1940年、桐工作で板垣征四郎と汪兆銘との会談が検討されたが、蒋介石は出席せず。
1941年、7月に日本をABCD包囲陣で経済封鎖。11月にハルノートが出される。
12月、日本が対英米と戦争状態になることで日米が第二次世界大戦に参戦。蒋介石は連合国 共同宣言に署名し、中華民国が四大国の一員となる。
1942年、スティルウェルが中国戦区連合国 軍最高司令官・中国戦区参謀長に就任する。
1943年、繆斌と対日単独講和を検討。
11月、ルーズベルトの要請でカイロ会談に参加され、四人の警察官構想の一員になる。
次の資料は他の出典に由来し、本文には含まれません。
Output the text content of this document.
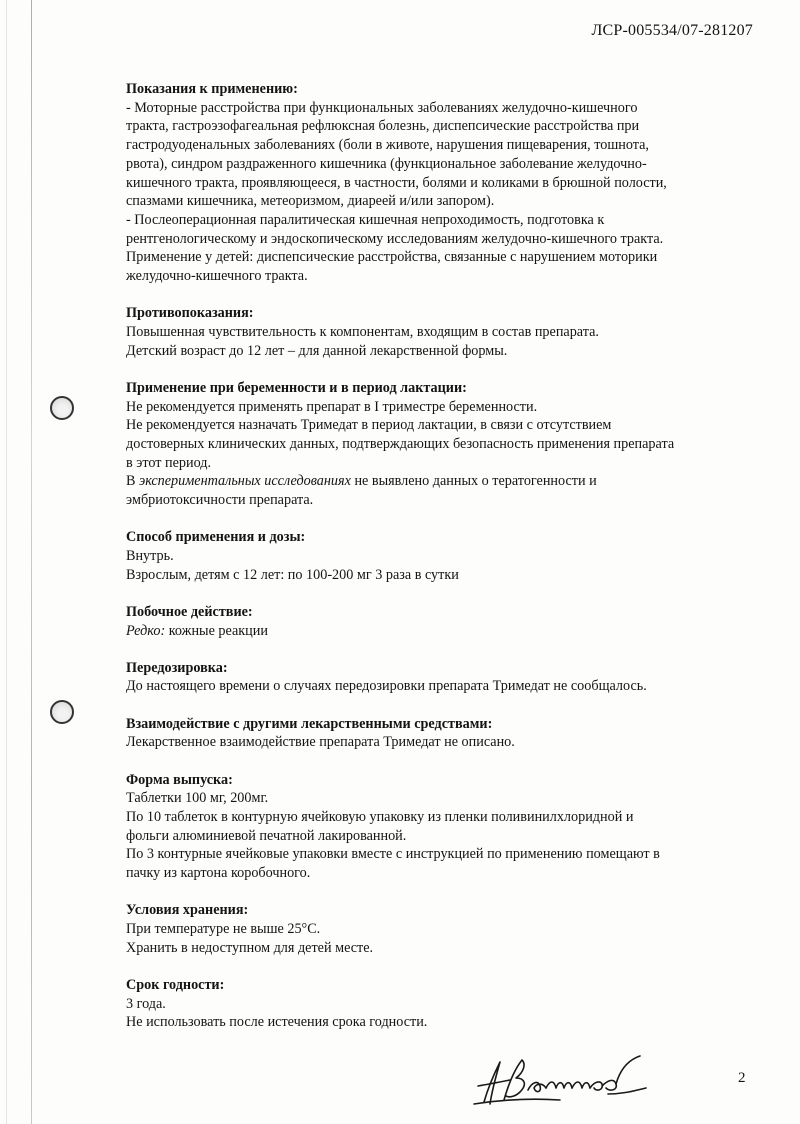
ЛСР-005534/07-281207

Показания к применению:

- Моторные расстройства при функциональных заболеваниях желудочно-кишечного

тракта, гастроэзофагеальная рефлюксная болезнь, диспепсические расстройства при

гастродуоденальных заболеваниях (боли в животе, нарушения пищеварения, тошнота,

рвота), синдром раздраженного кишечника (функциональное заболевание желудочно-

кишечного тракта, проявляющееся, в частности, болями и коликами в брюшной полости,

спазмами кишечника, метеоризмом, диареей и/или запором).

- Послеоперационная паралитическая кишечная непроходимость, подготовка к

рентгенологическому и эндоскопическому исследованиям желудочно-кишечного тракта.

Применение у детей: диспепсические расстройства, связанные с нарушением моторики

желудочно-кишечного тракта.

Противопоказания:

Повышенная чувствительность к компонентам, входящим в состав препарата.

Детский возраст до 12 лет – для данной лекарственной формы.

Применение при беременности и в период лактации:

Не рекомендуется применять препарат в I триместре беременности.

Не рекомендуется назначать Тримедат в период лактации, в связи с отсутствием

достоверных клинических данных, подтверждающих безопасность применения препарата

в этот период.

В экспериментальных исследованиях не выявлено данных о тератогенности и

эмбриотоксичности препарата.

Способ применения и дозы:

Внутрь.

Взрослым, детям с 12 лет: по 100-200 мг 3 раза в сутки

Побочное действие:

Редко: кожные реакции

Передозировка:

До настоящего времени о случаях передозировки препарата Тримедат не сообщалось.

Взаимодействие с другими лекарственными средствами:

Лекарственное взаимодействие препарата Тримедат не описано.

Форма выпуска:

Таблетки 100 мг, 200мг.

По 10 таблеток в контурную ячейковую упаковку из пленки поливинилхлоридной и

фольги алюминиевой печатной лакированной.

По 3 контурные ячейковые упаковки вместе с инструкцией по применению помещают в

пачку из картона коробочного.

Условия хранения:

При температуре не выше 25°С.

Хранить в недоступном для детей месте.

Срок годности:

3 года.

Не использовать после истечения срока годности.

2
これにより台湾や満州の返還が約束された。
1944年、日本陸軍最大の攻勢大陸打通作戦によって蒋介石の国民党軍が大打撃を受ける。
10月、スティルウェルを参謀長から解任する。
1945年、抗日戦争(日中戦争)に終戦。毛沢東との交渉により双十協定を締結する。
1946年、国共内戦に突入する。
1948年、中華民国の初代総統に就任
反発を受け翌年辞任
1949年、国共内戦で敗北。首都南京を脱出し、重慶などを経て、12月に成都から、息子の経国とともに飛び立ち台湾へ到着。事実上台北への遷都を強いられる。
1950年3月、再び総統に就任
第五任(第5期)まで務め任期中に死去
1969年、交通事故に遭って体調を崩し、この年を境に表舞台には出なくなる。
1972年、6月に肺炎にかかり一時重篤な状態になったが持ち直した。しかし、これを期に以後は公の場に姿を現す事はなくなってしまった。
1975年4月5日23時50分、死去。死因は心臓麻痺とも心臓病とも言われる。87歳没。任期中死亡のため副総統の厳家淦が後任総統に昇格。